6. What are the different types of solutions you can get from a linear programming problem?

When solving an LPP, you can encounter several types of solutions:

  • A Unique Optimal Solution: There is only one point in the feasible region that provides the best value for the objective function.
  • Multiple Optimal Solutions: More than one point provides the same optimal value. This usually happens when the objective function line is parallel to one of the constraint lines.
  • An Unbounded Solution: The feasible region is not closed, and the objective function can be increased or decreased indefinitely without violating constraints. This often indicates an error in the problem formulation.
  • An Infeasible Solution: There is no solution because the constraints are contradictory and no feasible region exists.

7. Why is the optimal solution in a graphical LPP typically located at a corner point of the feasible region?

This is due to the Corner Point Theorem of linear programming.

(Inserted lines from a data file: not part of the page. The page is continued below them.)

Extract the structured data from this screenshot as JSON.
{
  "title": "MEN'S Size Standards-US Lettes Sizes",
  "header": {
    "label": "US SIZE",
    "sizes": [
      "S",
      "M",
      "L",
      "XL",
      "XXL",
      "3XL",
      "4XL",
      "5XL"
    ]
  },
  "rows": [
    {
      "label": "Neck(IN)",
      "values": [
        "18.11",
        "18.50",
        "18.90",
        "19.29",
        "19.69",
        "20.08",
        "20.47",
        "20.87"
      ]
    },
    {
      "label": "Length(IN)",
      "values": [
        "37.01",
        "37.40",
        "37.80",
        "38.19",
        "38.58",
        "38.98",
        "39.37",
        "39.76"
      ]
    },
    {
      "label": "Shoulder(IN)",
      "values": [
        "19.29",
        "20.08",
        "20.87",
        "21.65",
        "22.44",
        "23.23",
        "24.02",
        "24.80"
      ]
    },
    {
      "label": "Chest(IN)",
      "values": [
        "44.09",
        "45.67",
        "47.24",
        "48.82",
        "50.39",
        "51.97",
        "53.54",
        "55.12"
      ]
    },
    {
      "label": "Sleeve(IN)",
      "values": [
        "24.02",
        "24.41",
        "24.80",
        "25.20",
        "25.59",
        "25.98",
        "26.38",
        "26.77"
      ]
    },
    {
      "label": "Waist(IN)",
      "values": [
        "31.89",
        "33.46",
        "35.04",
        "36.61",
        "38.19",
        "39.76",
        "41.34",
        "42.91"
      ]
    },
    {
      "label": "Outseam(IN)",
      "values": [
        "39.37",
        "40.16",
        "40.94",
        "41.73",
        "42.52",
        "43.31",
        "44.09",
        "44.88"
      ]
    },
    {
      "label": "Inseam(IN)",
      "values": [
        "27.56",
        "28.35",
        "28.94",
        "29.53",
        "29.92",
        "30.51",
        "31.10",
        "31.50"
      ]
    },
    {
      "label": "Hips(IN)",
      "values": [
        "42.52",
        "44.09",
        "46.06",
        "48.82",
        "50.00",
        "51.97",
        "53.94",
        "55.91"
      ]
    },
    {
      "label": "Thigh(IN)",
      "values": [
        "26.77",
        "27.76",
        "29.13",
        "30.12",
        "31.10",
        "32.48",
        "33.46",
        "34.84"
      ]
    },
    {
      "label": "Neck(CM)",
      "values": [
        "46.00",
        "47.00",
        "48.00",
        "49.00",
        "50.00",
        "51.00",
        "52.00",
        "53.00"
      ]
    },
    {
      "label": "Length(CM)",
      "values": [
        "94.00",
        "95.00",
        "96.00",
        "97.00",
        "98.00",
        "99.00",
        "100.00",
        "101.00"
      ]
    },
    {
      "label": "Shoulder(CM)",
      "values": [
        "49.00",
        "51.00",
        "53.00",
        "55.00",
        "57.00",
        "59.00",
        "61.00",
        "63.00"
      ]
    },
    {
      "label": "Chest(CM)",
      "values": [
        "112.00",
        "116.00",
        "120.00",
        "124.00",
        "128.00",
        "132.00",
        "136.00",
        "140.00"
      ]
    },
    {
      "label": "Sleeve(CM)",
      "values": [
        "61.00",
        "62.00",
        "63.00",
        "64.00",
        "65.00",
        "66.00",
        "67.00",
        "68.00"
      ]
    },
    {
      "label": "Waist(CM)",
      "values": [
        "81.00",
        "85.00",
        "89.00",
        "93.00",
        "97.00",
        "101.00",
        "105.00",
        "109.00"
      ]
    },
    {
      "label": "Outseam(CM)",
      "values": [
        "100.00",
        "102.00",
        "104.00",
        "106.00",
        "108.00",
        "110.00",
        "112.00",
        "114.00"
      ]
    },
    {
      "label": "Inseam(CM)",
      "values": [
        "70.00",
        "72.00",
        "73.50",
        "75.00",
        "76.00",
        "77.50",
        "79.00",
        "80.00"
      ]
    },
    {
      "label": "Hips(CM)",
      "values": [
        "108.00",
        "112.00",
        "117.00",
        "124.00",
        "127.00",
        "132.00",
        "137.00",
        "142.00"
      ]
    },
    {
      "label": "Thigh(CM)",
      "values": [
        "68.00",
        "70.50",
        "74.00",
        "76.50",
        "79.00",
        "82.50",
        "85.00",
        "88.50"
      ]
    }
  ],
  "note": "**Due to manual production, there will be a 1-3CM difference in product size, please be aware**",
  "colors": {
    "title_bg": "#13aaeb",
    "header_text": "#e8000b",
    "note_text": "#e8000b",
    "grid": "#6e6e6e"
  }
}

The theorem states that if an optimal solution exists for a bounded linear programming problem, it must occur at one of the vertices (or corner points) of the feasible region. This is because the objective function is linear, and as you move its line across the feasible region, the last point(s) it touches will always be one or more of these extreme corners. Testing only the corner points is therefore a highly efficient way to find the optimal solution.

8. What happens if a linear programming problem has no feasible region?

If an LPP has no feasible region, it means that the set of constraints is contradictory and there are no points that can satisfy all the given conditions simultaneously. This situation leads to an infeasible solution. For example, if one constraint is x > 5 and another is x < 2, no value of x can satisfy both. In such a case, it is impossible to find any solution, let alone an optimal one, and the problem needs to be re-evaluated.